You probably saw this coming from miles off but it was actually quite a fight between this and Sonic for the top spot in the voting, and Shenmue only just took over in the last few days. It's a game that so many love and so many also hate, but a game that has left such a lasting impression and has such an amazing history behind it. It was one of the most expensive games of all time to develop yet didn't sell anywhere near enough copies to make Sega a profit sadly. You could say this game is a major reason why Sega simply couldn't afford to stay in the console business but it's also evidence of just how risky, adventurous and creative Sega were throughout those few years the Dreamcast was on shelfs.

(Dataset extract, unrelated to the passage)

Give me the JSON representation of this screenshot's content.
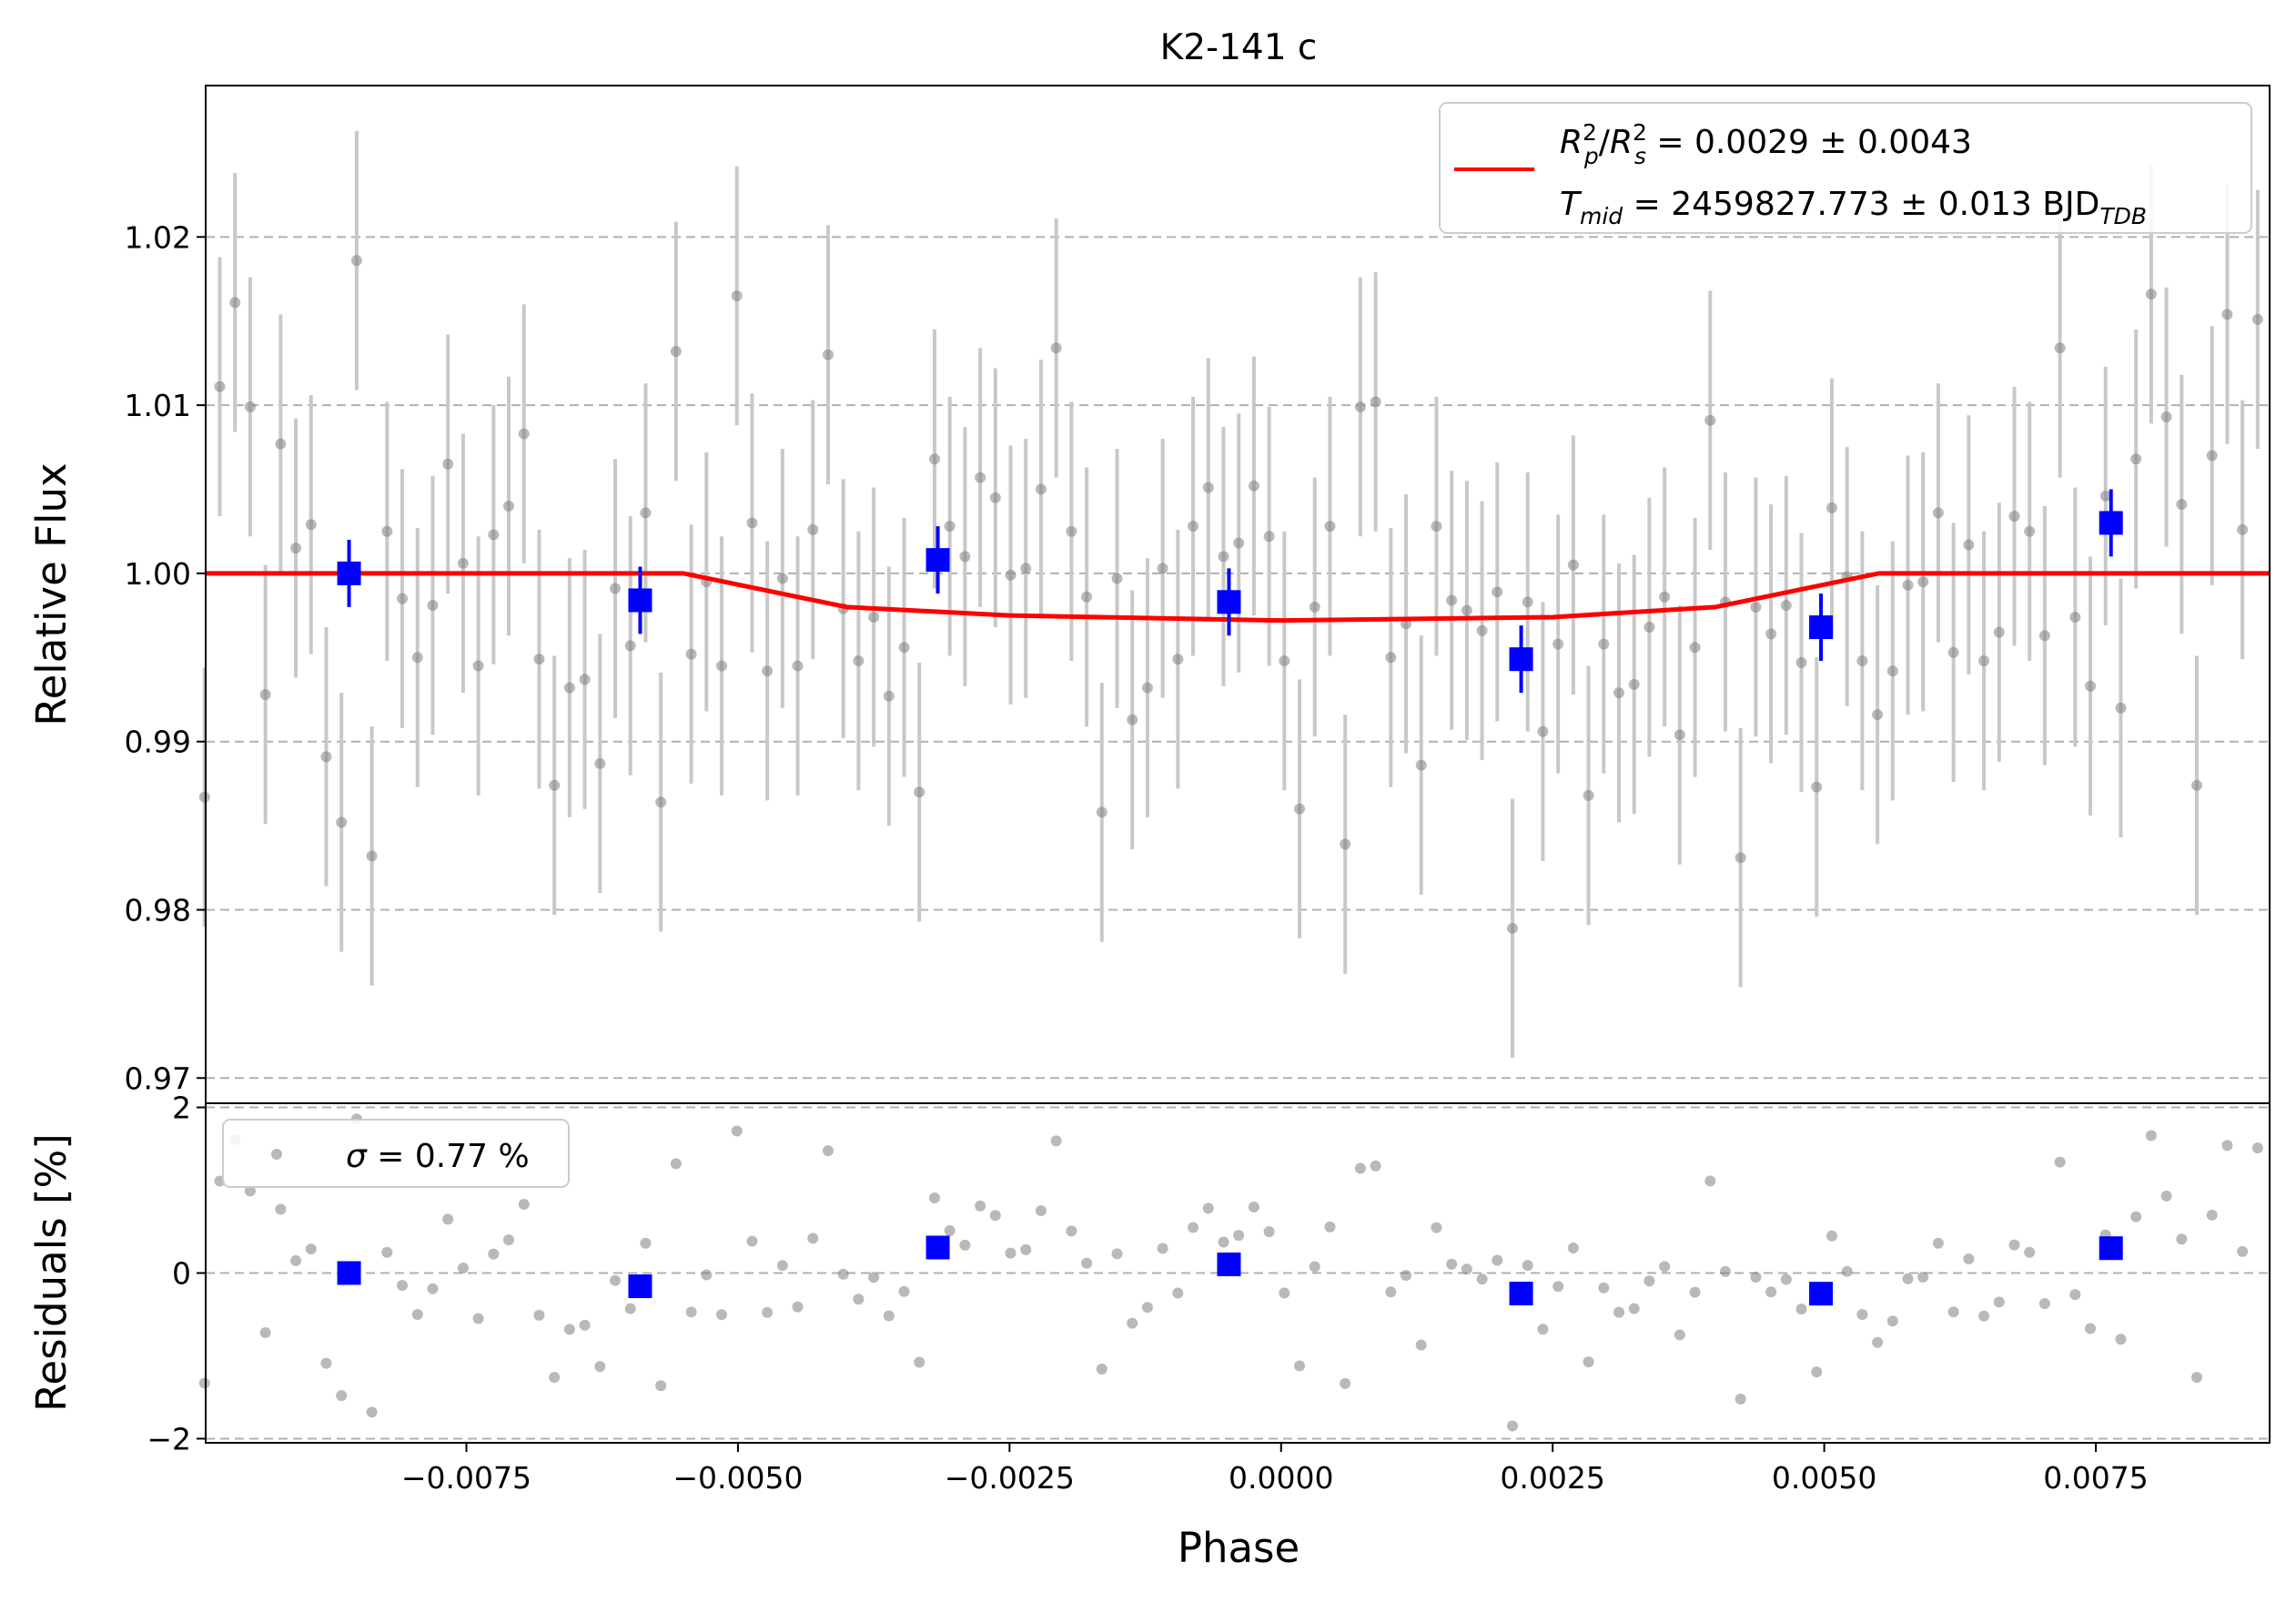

Shenmue started life as a Virtua Fighter RPG, and it was Yu Suzuki's first major console based project after years of arcade classics. This project soon ballooned into a 16-part saga with all new characters that would be spread across a series a games for years to come, and the Saturn project was moved over to the Dreamcast, this game is only the first of those 16 chapters. Yu was so convinced of this games unique-ness that he coined a brand new genre for it 'F.R.E.E' (Full Reactive Eyes Entrainment). While that genre name never stuck anywhere else echoes of this games influence still flow though modern gaming. The game has a few bumps along the way and not every experiment worked, but the experience that many had with game is one that they feel has yet to be matched.
"The speculation and news leading up to the release of Shenmue was almost as epic as the game itself. At one point magazines claimed you could enter the home of every NPC and watch their daily routine. Tom brushing his teeth!" -Barry the Nomad

"It's simple, when I think of Dreamcast, I think of the wonderful Shenmue... Shenmue left a mark on me and many other gamers out there, and it's a shame that we'll have to miss out on a 3rd instalment. That game alone shows why the Dreamcast was the greatest of it's time, and that's why it got my vote... " -AZtheHedgehog


That's all folks! Now if you'll excuse me, I need to go have a lie down after all that typing, which I've been doing for a good few days to get it in on time.